Wednesday, August 19, 2009

catcher in the rye. again.


so, i just finished reading j.d. salinger's catcher in the rye. this is a book that i've read, oh, maybe 4, now 5 times. i first read it when i was in high school. even though it was required reading, i loved it. but i didn't "get" his angst. i didn't "get" his anger. i didn't understand how or why anyone would flunk out of school. especially not why they would do it repeatedly. holden was my peer, but he felt like a stranger more than a friend. holden was that kid who smoked by the lockers and who i looked at with curiousity--but not with understanding.

then i read the book a few more times when i was in grad school. it was a lovely change of pace from my steady diet of renaissance and early american lit. and, to be truthful, i hardly even thought about what i was reading. i just read it. and i was glad it was in a modern font and that it used language in it that was pretty much like my own. i liked phoebe.

having just read it again, i found that it broke my heart in all sorts of new ways. i realized that i am twice holden's age. a sobering realization. and i realized that holden and i probably had more in common when i first read the book than i could recognize then. he rebeled. i pleased. but, in effect, we were both in search of our more authentic selves. and i think that search, which was terrifying then, is compelling and encouraging to me now. holden knows things. he knows that we encounter a lot of "phonies" in this life. he knows that he wants to be comfortable in his own skin. he knows that some guys are dopey--but he also knows that maybe, just maybe, they are also terrific whistlers. and, more than anything, holden knows that sometimes we can all be madmen (or women). sometimes we know what we know, we know what we value, we know what we want to be--and we mess it up anyway. madmen.

midnight in the garden of...good and green? an update

garden update: the thing has gone nuts! it's getting to be quite the jungle in there. and i'm eating its fruits as fast as i can, trying to share them with friends along the way. here are some pictures, because it's too late to actually write anything, but not too late to mess around on the internet, posting some photos.



Tuesday, May 19, 2009

gardening. groundedness. God.


i've been having conversations about gardening with several friends lately. about our obsession with putting things in the ground, watering them, tending them, waiting for them to yield their fruits. and i've been thinking about how, when things are difficult, when i feel down, when i feel overwhelmed, i turn to my garden. it seems so cliche, but i think there is truth in the idea of the therapeutic power of a garden.
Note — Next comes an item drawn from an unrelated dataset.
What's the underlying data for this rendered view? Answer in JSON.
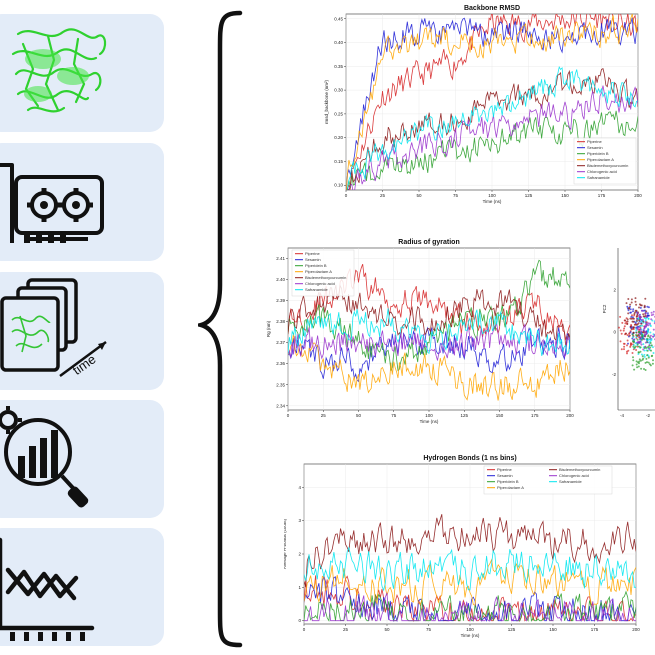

in one of these conversations, a friend said that he thinks gardening is holy. and i think he's right.

i've been thinking about how, when i garden, i feel a satisfaction in taking a task from start to finish and in being able to see the results of my labor. i feel a connectedness to people as i consider the produce that will grow from what i plant and how i can use that to feed my friends. i feel a closeness to God as i consider how He is a gardener of souls and how He set adam and eve to the task of gardening and caring for the animals in eden. at the end of a day of working on my garden, i feel like things are more right in my world.

it's amazing the joy i feel as i watch my peas add length to their vines and climb the tripods i made for them, as i watch my bean plants begin to blossom in anticipation of the beans they will produce, and as i watch little tiny beet sprouts emerge from the dirt i sprinkled seeds in just days before. and i think about how this all requires patience. about how i have to keep tending my garden until late june or early july before i'll get to eat anything grown from these plants.

i guess, really, i'm grateful to God for the gift of gardening. it wears me out, it produces real joy, and it teaches me a little something about the care He takes with me. the joy He must feel when my soul shows a little growth or a small blossom emerges. and it helps me to take heart, even when life seems overwhelming.